I am working on a chat bot which requires the user to enter a lot of unique id. For example account number or complaint number similar to
xx0934345, xa237472834, xb3453
To extract these id I made use of regular expressions and it works too but what i really don’t understand is regarding examples. According to some forum post the regex needs some examples to work but that won’t works as expected.
Example
I have given few examples like
my account number is xa4538475
xa223423904 is my account number
compliant id xc23423
compaint request id is xc3242384
Model based on these example will only extract patterns like xa23423 or xc678678
but examples like xk324234 or xu234234 or xo234234 will not work since there are no similar example in the NLU data. As per my regex it should identify and extract all patterns which starts with two alphabet followed by numbers.

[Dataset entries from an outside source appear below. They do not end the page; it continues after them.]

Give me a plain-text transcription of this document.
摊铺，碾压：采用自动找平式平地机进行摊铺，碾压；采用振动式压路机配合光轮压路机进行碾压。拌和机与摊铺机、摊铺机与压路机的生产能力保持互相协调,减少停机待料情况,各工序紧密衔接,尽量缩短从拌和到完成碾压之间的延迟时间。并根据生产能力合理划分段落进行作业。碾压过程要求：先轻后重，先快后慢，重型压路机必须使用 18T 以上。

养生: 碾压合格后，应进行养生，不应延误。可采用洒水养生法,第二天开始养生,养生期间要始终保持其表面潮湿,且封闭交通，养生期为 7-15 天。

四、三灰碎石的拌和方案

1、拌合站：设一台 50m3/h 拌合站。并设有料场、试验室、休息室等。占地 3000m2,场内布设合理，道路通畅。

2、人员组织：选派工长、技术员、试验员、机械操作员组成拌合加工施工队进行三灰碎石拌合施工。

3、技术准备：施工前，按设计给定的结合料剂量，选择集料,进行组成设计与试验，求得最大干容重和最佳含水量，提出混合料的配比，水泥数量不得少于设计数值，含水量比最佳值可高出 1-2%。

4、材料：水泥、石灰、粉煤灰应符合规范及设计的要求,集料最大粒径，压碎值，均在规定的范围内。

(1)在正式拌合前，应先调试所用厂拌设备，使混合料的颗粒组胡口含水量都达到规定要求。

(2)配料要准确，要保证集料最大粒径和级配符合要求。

Whenever you have the RegexFeaturizer in your NLU pipeline, Rasa is looking for matching candidates of your defined regular expressions in the text. However, Rasa will not just extract them as entities, but will create features, e.g. word matches regex for account or not. Those features will be added to the features used for the CRF (model to extract entities). Thus, you need to add some examples to the NLU data, so that the CRF can learn that those features are relevant to determine whether a word is an entity or not.
So, maybe double check if the RegexFeaturizer is in your pipeline and try to add some more examples to the NLU data.
This just goes against the whole idea of using regular expression.
Have included the RegexFeaturizer in the pipeline. It is capturing regex also but only capturing regex similar to the examples specified in the NLU training data.
Adding more examples to training data helps but it will make the training data huge. And in our case we cannot include all possible combination of regex in the data. Because it may vary from time to time.
For example, Now it may be ab000123, ac234145, ad3456789 but later it may change it to zw4567257, zt7531598 etc.
@surya7592 Maybe, we can add a flag to the RegexFeaturizer that indicates whether to add the regex as feature or to take the matches directly as entities. What do you think? Can you open an issue for that on GitHub?